発送から受け取りまでの期間は、通常1ヶ月から2ヶ月程度です。季節の変わり目など、バッグを使わない時期を見計らって出すのが賢い方法ですね。
- LINEで見積もり(無料)
- 梱包して発送(送料負担は店により異なる)
- 作業開始(約4〜8週間)
- 自宅に配送・支払い
きれいな状態を長く保つ保管のコツ
せっかくプロの手できれいになったバッグ。少しでもその状態を長持ちさせたいですよね。毎日のちょっとした工夫で、次回のクリーニングまでの期間をぐんと延ばすことができます。
使った後に必ずやりたいブラッシング
帰宅したら、柔らかい馬毛のブラシでサッと表面を撫でる習慣をつけましょう。目に見えないホコリが革の脂分を吸い取ってしまうのを防ぐためです。
ブラッシングは10秒程度で終わる簡単な作業ですが、これだけで革の艶が維持されます。特にスエードやジャガード生地の場合は、ホコリが奥に入る前に書き出すことが大切です。
カビを防ぐための通気性の良い置き場所
日本は湿気が多いため、一番の敵はカビです。

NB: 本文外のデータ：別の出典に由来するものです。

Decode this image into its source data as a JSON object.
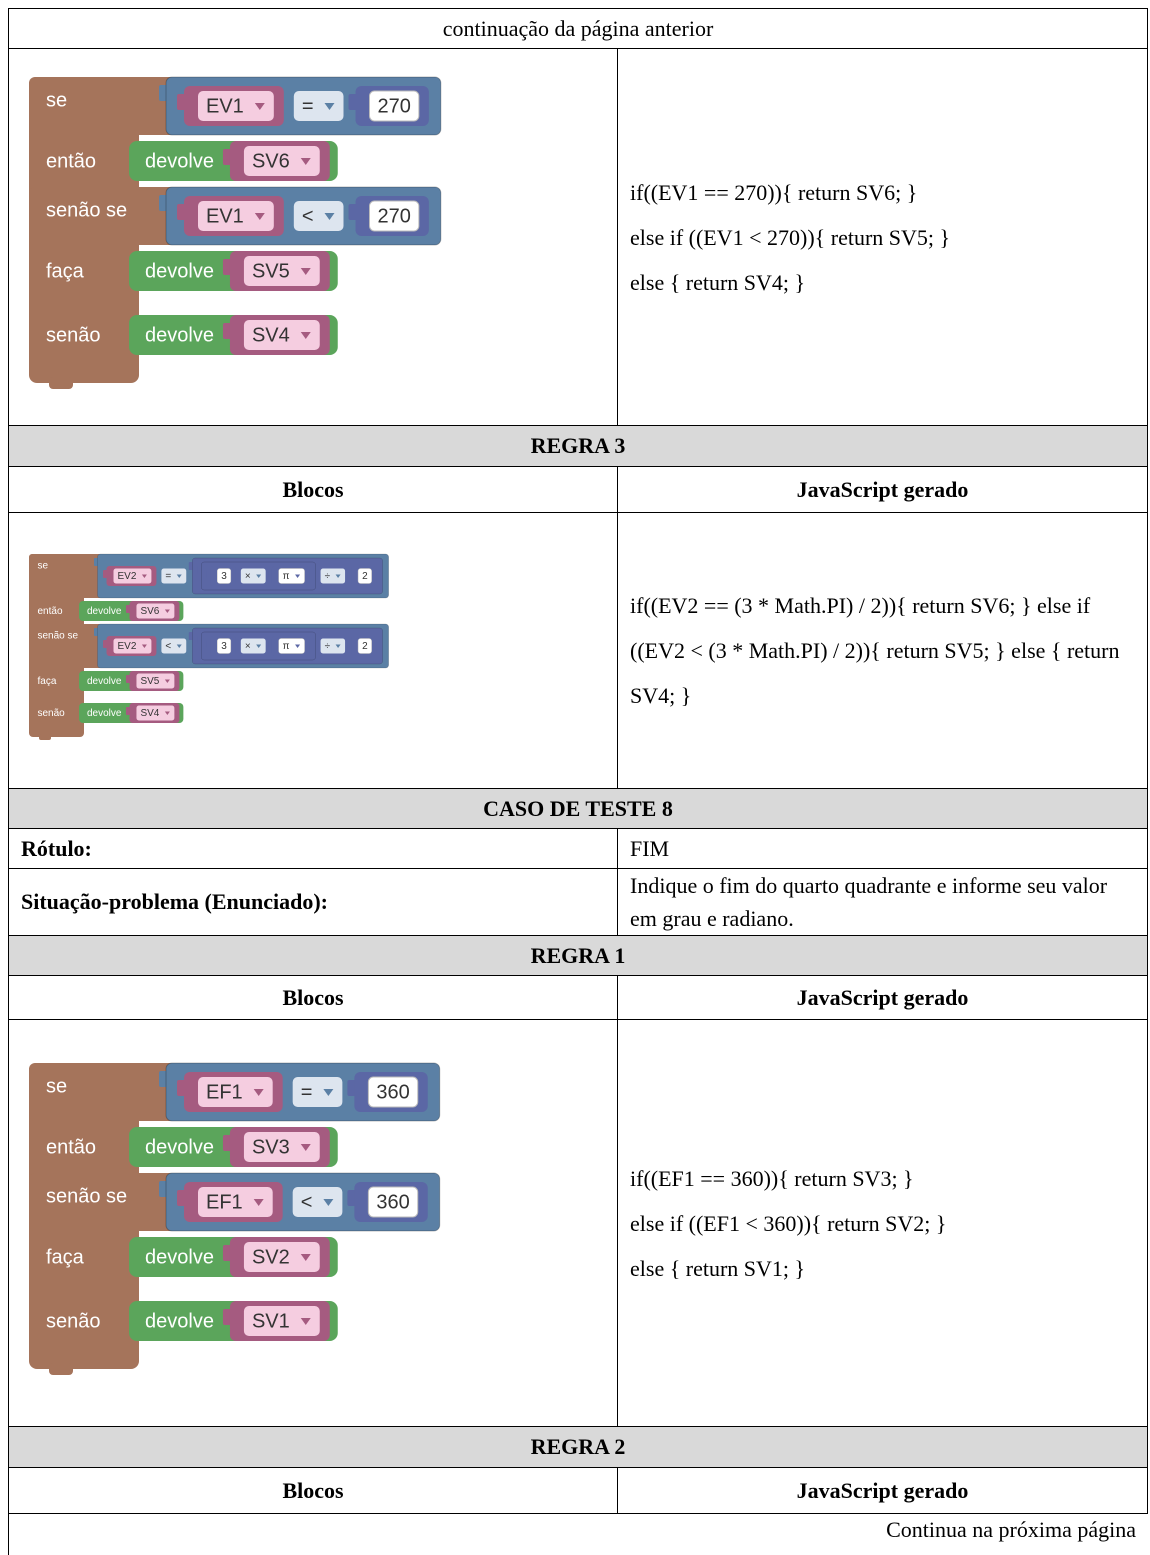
{
  "continued_note": "continuação da página anterior",
  "rule_prev": {
    "blocks": {
      "keywords": [
        "se",
        "então",
        "senão se",
        "faça",
        "senão"
      ],
      "conditions": [
        {
          "left": {
            "text": "EV1",
            "kind": "variable"
          },
          "op": "=",
          "right": {
            "text": "270",
            "kind": "number"
          }
        },
        {
          "left": {
            "text": "EV1",
            "kind": "variable"
          },
          "op": "<",
          "right": {
            "text": "270",
            "kind": "number"
          }
        }
      ],
      "returns": [
        {
          "word": "devolve",
          "value": {
            "text": "SV6",
            "kind": "variable"
          }
        },
        {
          "word": "devolve",
          "value": {
            "text": "SV5",
            "kind": "variable"
          }
        },
        {
          "word": "devolve",
          "value": {
            "text": "SV4",
            "kind": "variable"
          }
        }
      ]
    },
    "code": [
      "if((EV1 == 270)){ return SV6; }",
      "else if ((EV1 < 270)){ return SV5; }",
      "else { return SV4; }"
    ]
  },
  "rule_3": {
    "title": "REGRA 3",
    "headers": [
      "Blocos",
      "JavaScript gerado"
    ],
    "blocks": {
      "keywords": [
        "se",
        "então",
        "senão se",
        "faça",
        "senão"
      ],
      "conditions": [
        {
          "left": {
            "text": "EV2",
            "kind": "variable"
          },
          "op": "=",
          "right": {
            "left": {
              "left": {
                "text": "3",
                "kind": "number"
              },
              "op": "×",
              "right": {
                "text": "π",
                "kind": "constant"
              }
            },
            "op": "÷",
            "right": {
              "text": "2",
              "kind": "number"
            }
          }
        },
        {
          "left": {
            "text": "EV2",
            "kind": "variable"
          },
          "op": "<",
          "right": {
            "left": {
              "left": {
                "text": "3",
                "kind": "number"
              },
              "op": "×",
              "right": {
                "text": "π",
                "kind": "constant"
              }
            },
            "op": "÷",
            "right": {
              "text": "2",
              "kind": "number"
            }
          }
        }
      ],
      "returns": [
        {
          "word": "devolve",
          "value": {
            "text": "SV6",
            "kind": "variable"
          }
        },
        {
          "word": "devolve",
          "value": {
            "text": "SV5",
            "kind": "variable"
          }
        },
        {
          "word": "devolve",
          "value": {
            "text": "SV4",
            "kind": "variable"
          }
        }
      ]
    },
    "code": "if((EV2 == (3 * Math.PI) / 2)){ return SV6; } else if ((EV2 < (3 * Math.PI) / 2)){ return SV5; } else { return SV4; }"
  },
  "test_case": {
    "title": "CASO DE TESTE 8",
    "label": {
      "key": "Rótulo:",
      "value": "FIM"
    },
    "problem": {
      "key": "Situação-problema (Enunciado):",
      "value": "Indique o fim do quarto quadrante e informe seu valor em grau e radiano."
    }
  },
  "rule_1": {
    "title": "REGRA 1",
    "headers": [
      "Blocos",
      "JavaScript gerado"
    ],
    "blocks": {
      "keywords": [
        "se",
        "então",
        "senão se",
        "faça",
        "senão"
      ],
      "conditions": [
        {
          "left": {
            "text": "EF1",
            "kind": "variable"
          },
          "op": "=",
          "right": {
            "text": "360",
            "kind": "number"
          }
        },
        {
          "left": {
            "text": "EF1",
            "kind": "variable"
          },
          "op": "<",
          "right": {
            "text": "360",
            "kind": "number"
          }
        }
      ],
      "returns": [
        {
          "word": "devolve",
          "value": {
            "text": "SV3",
            "kind": "variable"
          }
        },
        {
          "word": "devolve",
          "value": {
            "text": "SV2",
            "kind": "variable"
          }
        },
        {
          "word": "devolve",
          "value": {
            "text": "SV1",
            "kind": "variable"
          }
        }
      ]
    },
    "code": [
      "if((EF1 == 360)){ return SV3; }",
      "else if ((EF1 < 360)){ return SV2; }",
      "else { return SV1; }"
    ]
  },
  "rule_2": {
    "title": "REGRA 2",
    "headers": [
      "Blocos",
      "JavaScript gerado"
    ]
  },
  "next_note": "Continua na próxima página"
}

購入時についてきた保存袋に入れたままにするのは、実は通気性が悪くなるのであまりおすすめしません。
保管するなら、不織布の袋に入れるか、そのまま棚に並べるのがベストです。クローゼットの扉を定期的に開けて空気を入れ替えるだけでも、カビの発生リスクを大幅に下げることができます。
型崩れを防ぐ詰め物の入れ方
バッグを置いた時にクシャッと潰れてしまうと、革に不自然なシワがついてしまいます。保管時は必ず中に「あんこ(詰め物)」を入れましょう。
おすすめは、柔らかい無地の紙や、使わなくなった清潔なバスタオルです。パンパンに詰めすぎず、元の形をふっくらキープできる程度に入れるのが、革を伸ばしすぎないポイントです。
まとめ:ロエベのクリーニングで新品のような輝きを取り戻そう
ロエベのバッグや財布は、適切なケアをすれば一生ものとして使い続けることができます。汚れが気になったら放置せず、早めにプロの手に委ねることが、結果として一番コストを抑える近道になります。
- バッグのクリーニング相場は2.5万円〜4.5万円、財布は1万円前後。
- ナッパレザーやスエードは特殊な技術が必要なため、専門店を選ぶ。
- カビやシミ抜きなどのオプションは3,000円から追加できる。
- 公式の「ロエベ・リクラフト」は安心感が高いが、費用も高め。
- 普段からのブラッシングと、湿気を避ける保管が長持ちの秘訣。
大切な相棒をきれいにして、また晴れやかな気持ちでお出かけを楽しんでくださいね。